Results 1 to 18 of 18

Thread: Merging two data streams (string or byte array)

  1. #1

    Thread Starter
    PowerPoster
    Join Date
    May 2006
    Location
    Location, location!
    Posts
    2,673

    Merging two data streams (string or byte array)

    This is probably going to be a bit advanced for some people...it definitely is for me...what I basically want is to be able to take two strings and merge their *values* together to make a third string.

    For instance, if I had "aaaaaa" and the values of the second string was "123456" (note the string *ISN'T* 123456, their ascii values would be) then the outputted string would be "bcdefg"

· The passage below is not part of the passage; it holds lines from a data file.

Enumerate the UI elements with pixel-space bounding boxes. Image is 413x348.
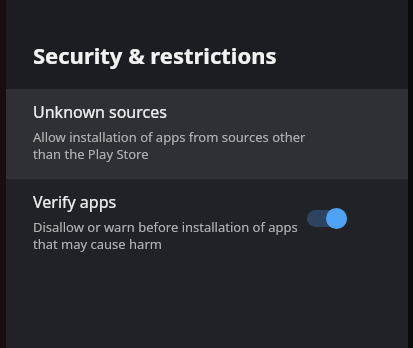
staticText: Security & restrictions — [33, 40, 277, 70]
staticText: Verify apps — [33, 191, 117, 213]
staticText: Allow installation of apps from sources … — [33, 128, 319, 163]
button[interactable]: Verify apps — [6, 179, 408, 269]
staticText: Unknown sources — [33, 101, 167, 123]
button[interactable]: Verify apps toggle — [303, 203, 355, 233]
button[interactable]: Unknown sources — [6, 89, 408, 179]
staticText: Disallow or warn before installation of … — [33, 218, 319, 253]
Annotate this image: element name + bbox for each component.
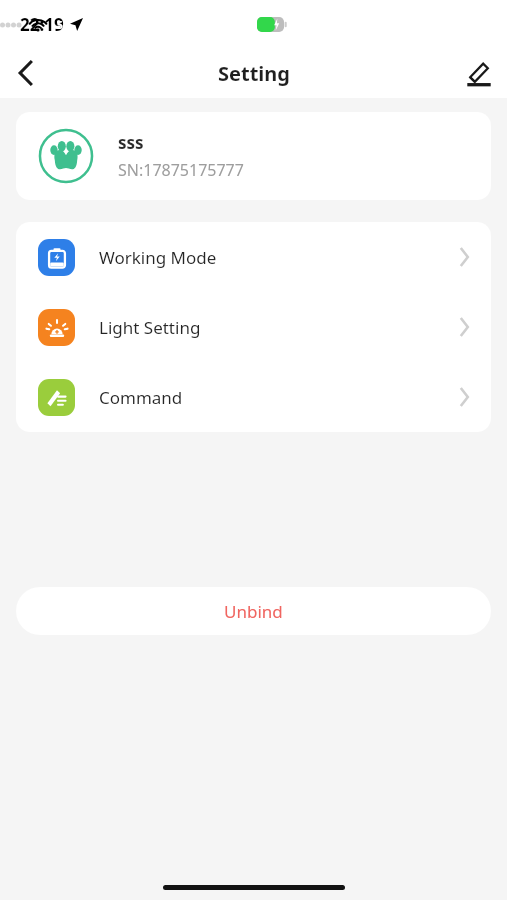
- staticText: SN:17875175777: [118, 159, 244, 181]
- button[interactable]: Back: [0, 48, 52, 98]
- staticText: sss: [118, 131, 144, 154]
- staticText: Working Mode: [99, 246, 459, 269]
- staticText: 53: [57, 18, 69, 32]
- button[interactable]: Command: [16, 362, 491, 432]
- button[interactable]: Working Mode: [16, 222, 491, 292]
- staticText: Light Setting: [99, 316, 459, 339]
- button[interactable]: sss: [16, 112, 491, 200]
- staticText: 22:19: [20, 13, 64, 36]
- button[interactable]: Unbind: [16, 587, 491, 635]
- button[interactable]: Light Setting: [16, 292, 491, 362]
- button[interactable]: Edit: [451, 48, 507, 98]
- staticText: Unbind: [224, 600, 283, 623]
- staticText: Setting: [218, 60, 290, 87]
- staticText: Command: [99, 386, 459, 409]
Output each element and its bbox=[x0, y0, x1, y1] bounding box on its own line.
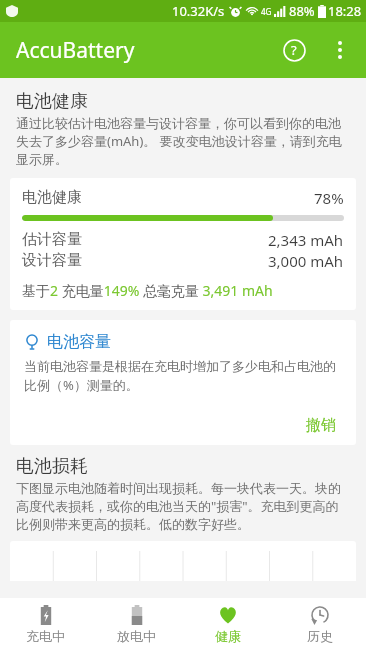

    This is a piece of code that I have written that can do it the simple way:

    VB Code:
    1. str1 = "aaaaaa"
    2. str2 = "123456"
    3.  
    4. For b = 1 To Len(str1)
    5. tmpnum = Asc(Mid(str1, b, 1)) + Val(Mid(str2, b, 1))
    6. If tmpnum > 255 Then tmpnum = tmpnum - 256
    7. str3 = str3 & Chr(tmpnum)
    8. Next b

    For simplicity, I have made this use val rather than asc for the second string, and for the purposes of my requirements either way works fine for me...and if val was used, the string COULD be "123456" rather than an ascii equivalent. The code also *HAS* to deduct 256 from the value if it's over 255 to keep it a valid character

    Basically, this piece of code will be run something like 90%-95% of the time in my program and I need it to be as fast as possible. In my case, the code works with 50k strings of text and will need to process many gigabytes of data, so any speed increase would help.

    For the record, this sort of code used with a prng (search wiki for the word :-)) would make an excellent encryption system...although that's not what I am doing with it. :-)

    Another aspect of this code I will need is the ability to do the opposite...deduct the value from string 1 and if it's below 0 add 256 to it...which again would be useful for decrypting the encrypted data...the simple way to do this is to have 256 minus the value in string 2 then deduct 256 from the value of the number...or two lines of code where one adds while the other subtracts and an if/then on each checking for something.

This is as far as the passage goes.